With 4:52 remaining, Clemson coach Dabo Swinney opted to go for it on fourth-and-5 from the Georgia 45-yard line. The Bulldogs forced a hurried throw. That pressure was simply too much all night from a fast-and-furious defense.
Which prompts that question: Can that defense win the SEC?
LSU and Alabama won the national championship the last two seasons with record-setting offenses in the offense. Can Georgia reclaim the SEC East with this defense and counter what looks like another offensive explosion in Alabama down the line?

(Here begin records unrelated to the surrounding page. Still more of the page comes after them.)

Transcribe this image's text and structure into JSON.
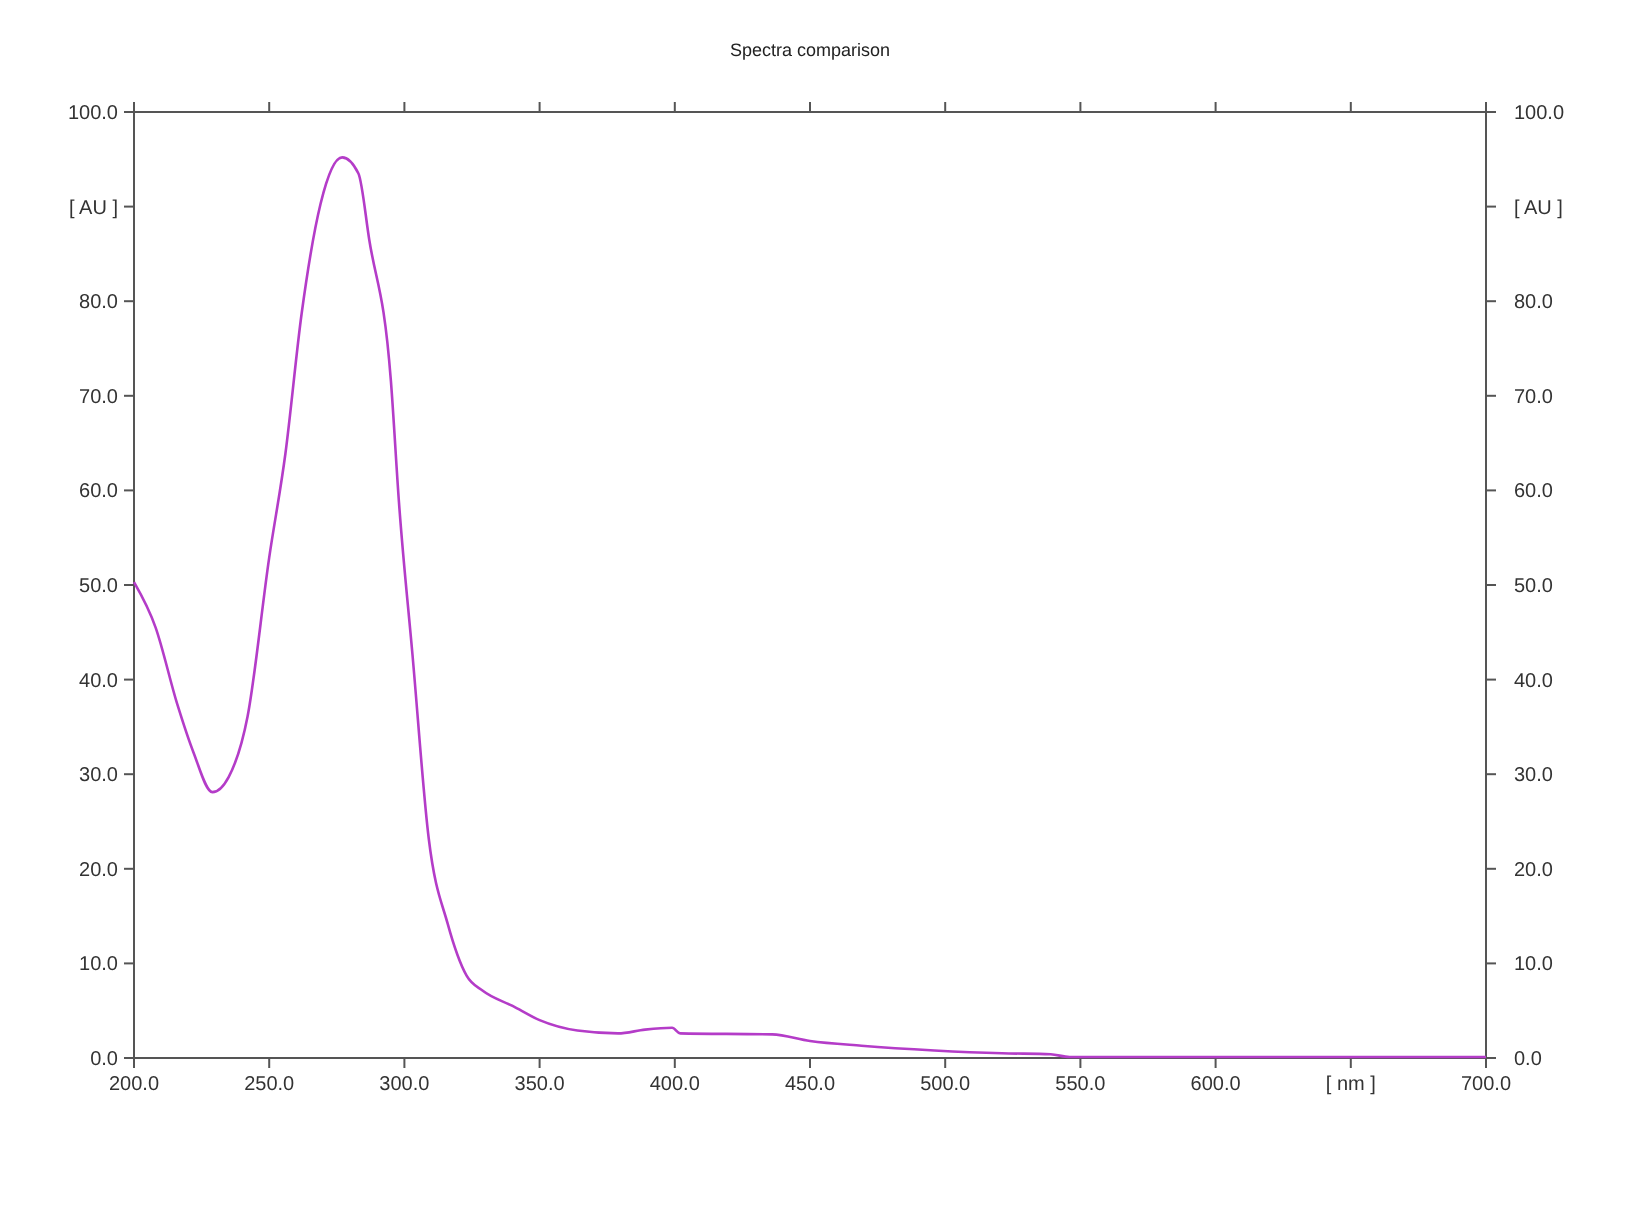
{
  "chart_data": {
    "type": "line",
    "title": "Spectra comparison",
    "x": [
      200,
      208,
      216,
      222,
      229,
      235,
      242,
      250,
      256,
      262,
      269,
      277,
      283,
      287,
      295,
      298,
      303,
      309,
      316,
      323,
      329,
      340,
      350,
      364,
      379,
      389,
      399,
      402,
      436,
      450,
      469,
      496,
      521,
      539,
      546,
      614,
      700
    ],
    "series": [
      {
        "color": "#b43cc8",
        "values": [
          50.3,
          45.5,
          37.4,
          32.3,
          28.1,
          29.7,
          36.1,
          52.9,
          63.9,
          78.7,
          90.3,
          95.2,
          93.5,
          86.5,
          71.6,
          58.7,
          42.6,
          23.2,
          14.2,
          8.7,
          7.1,
          5.5,
          4.0,
          2.9,
          2.6,
          3.0,
          3.2,
          2.6,
          2.5,
          1.8,
          1.3,
          0.8,
          0.5,
          0.4,
          0.1,
          0.1,
          0.1
        ]
      }
    ],
    "xlim": [
      200,
      700
    ],
    "xticks": [
      {
        "value": 200,
        "label": "200.0"
      },
      {
        "value": 250,
        "label": "250.0"
      },
      {
        "value": 300,
        "label": "300.0"
      },
      {
        "value": 350,
        "label": "350.0"
      },
      {
        "value": 400,
        "label": "400.0"
      },
      {
        "value": 450,
        "label": "450.0"
      },
      {
        "value": 500,
        "label": "500.0"
      },
      {
        "value": 550,
        "label": "550.0"
      },
      {
        "value": 600,
        "label": "600.0"
      },
      {
        "value": 650,
        "label": "[ nm ]"
      },
      {
        "value": 700,
        "label": "700.0"
      }
    ],
    "ylim": [
      0,
      100
    ],
    "yticks": [
      {
        "value": 0,
        "label": "0.0"
      },
      {
        "value": 10,
        "label": "10.0"
      },
      {
        "value": 20,
        "label": "20.0"
      },
      {
        "value": 30,
        "label": "30.0"
      },
      {
        "value": 40,
        "label": "40.0"
      },
      {
        "value": 50,
        "label": "50.0"
      },
      {
        "value": 60,
        "label": "60.0"
      },
      {
        "value": 70,
        "label": "70.0"
      },
      {
        "value": 80,
        "label": "80.0"
      },
      {
        "value": 90,
        "label": "[ AU ]"
      },
      {
        "value": 100,
        "label": "100.0"
      }
    ],
    "y2lim": [
      0,
      100
    ],
    "y2ticks": [
      {
        "value": 0,
        "label": "0.0"
      },
      {
        "value": 10,
        "label": "10.0"
      },
      {
        "value": 20,
        "label": "20.0"
      },
      {
        "value": 30,
        "label": "30.0"
      },
      {
        "value": 40,
        "label": "40.0"
      },
      {
        "value": 50,
        "label": "50.0"
      },
      {
        "value": 60,
        "label": "60.0"
      },
      {
        "value": 70,
        "label": "70.0"
      },
      {
        "value": 80,
        "label": "80.0"
      },
      {
        "value": 90,
        "label": "[ AU ]"
      },
      {
        "value": 100,
        "label": "100.0"
      }
    ],
    "grid": false,
    "marker": "none",
    "line_style": "solid"
  }
}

Daniels and an inexperienced group of receivers will need to get better, and Georgia will need to tap into its ground game, which closed the game in the final four minutes. Daniels finished 22 of 30 for 135 yards, and he hit 11 different receivers. Zamir White had 13 carries for 74 yards.
Clemson had an elite defense too, but it just wasn’t better than the Bulldogs in a heavyweight clash. Will Georgia be good enough to maintain that momentum while Alabama, Ohio State and Oklahoma continue to roll with their 40-points-per-game-offenses?
Given Georgia's SEC West opponents are Arkansas and Auburn, that’s a question that can simmer in Athens until the Oct. 30 matchup against Florida. That is better than asking whether one-loss Georgia can survive that SEC minefield without another loss; something that hasn't been done in the Smart era.
That national championship expectation is defensible now.
The Bulldogs will have the No. 2 ranking to prove it by Tuesday.